“My business has had next to zero income since the middle of March. You’re never going to recover that kind of money. You can’t make up a prom. It’s gone. Twenty-four years in business and [I have] never have had to face a month with no income.
“I am a Vietnam veteran and grew up in the Pilsen area. I was driving a truck and then I became a part of management until they sold the business.
“Our business is family owned and has been in business for 24 years.
“We have a small fleet for mostly weddings, special occasions and some travel.
“[We had] only a few drive-by graduations in the past month. All weddings have been canceled or postponed. There’s no proms, travel or nights out. What we were supposed to be doing got pushed back to the fall. The fall weddings aren’t there now. Couples are still scared that fall weddings will get canceled by the hall due to size [restrictions].

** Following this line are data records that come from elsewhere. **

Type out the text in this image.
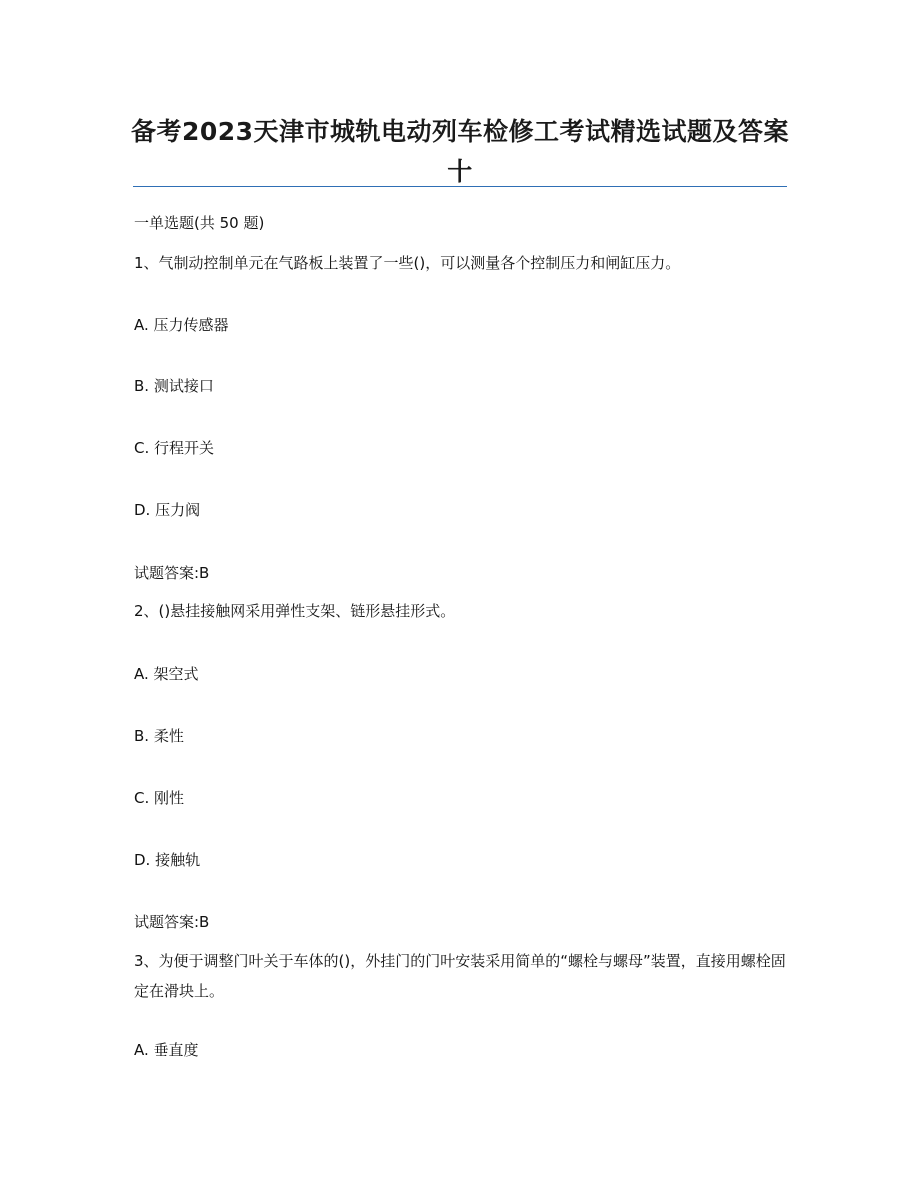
备考2023天津市城轨电动列车检修工考试精选试题及答案十
一单选题(共 50 题)
1、气制动控制单元在气路板上装置了一些()，可以测量各个控制压力和闸缸压力。
A. 压力传感器
B. 测试接口
C. 行程开关
D. 压力阀
试题答案:B
2、()悬挂接触网采用弹性支架、链形悬挂形式。
A. 架空式
B. 柔性
C. 刚性
D. 接触轨
试题答案:B
3、为便于调整门叶关于车体的()，外挂门的门叶安装采用简单的“螺栓与螺母”装置，直接用螺栓固定在滑块上。
A. 垂直度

“You have to depend on future revenues to pay [loans] back. In the wedding industry, you earn your money through the proms in summer to hold you off through the winter. That’s what we did and all of the sudden, this hit. Now you have to dig into your own pocket, but when do you pay yourself back? That’s money that I was counting on.
“Companies that have lost a lot are going to take a couple years to get it back. Nobody wants to increase their prices because everyone is afraid. What we charge now is what we’ve been charging for 20 years.
“I think it is moving very slowly because the people have not taken it seriously enough to move forward. The protesters, looters and rioters have proven that. If we get another spike because of them, the state will just say ‘I told you so’ and we will go into another lock down.
“Do you start downsizing your fleet? You certainly can’t buy new equipment.
“It’s a spider web of things. They don’t realize how much this all affects everything. They don’t realize every July 1st the gas tax goes up. Eventually it’s going to affect my business.
“The governor needs to start opening this up. If I’m hurting, these banquet halls really got to be hurting. They depend on that money [from events].
“It should open by cities. Many small towns and cities are very low in cases and can control the situation more appropriately. Then people can go to their own [events] and can go out. Right now, the governor is telling you this whole section of Illinois is closed. They’re locking me in with Chicago.
“Being optimistic, once this is gone for a couple of months, they’ll start booking again. People are going to have to go back out there to make connections again. You’re going to have to talk to people face to face. We’re just going to stay our course and hope people find us and book us and get us back to where we need to be.”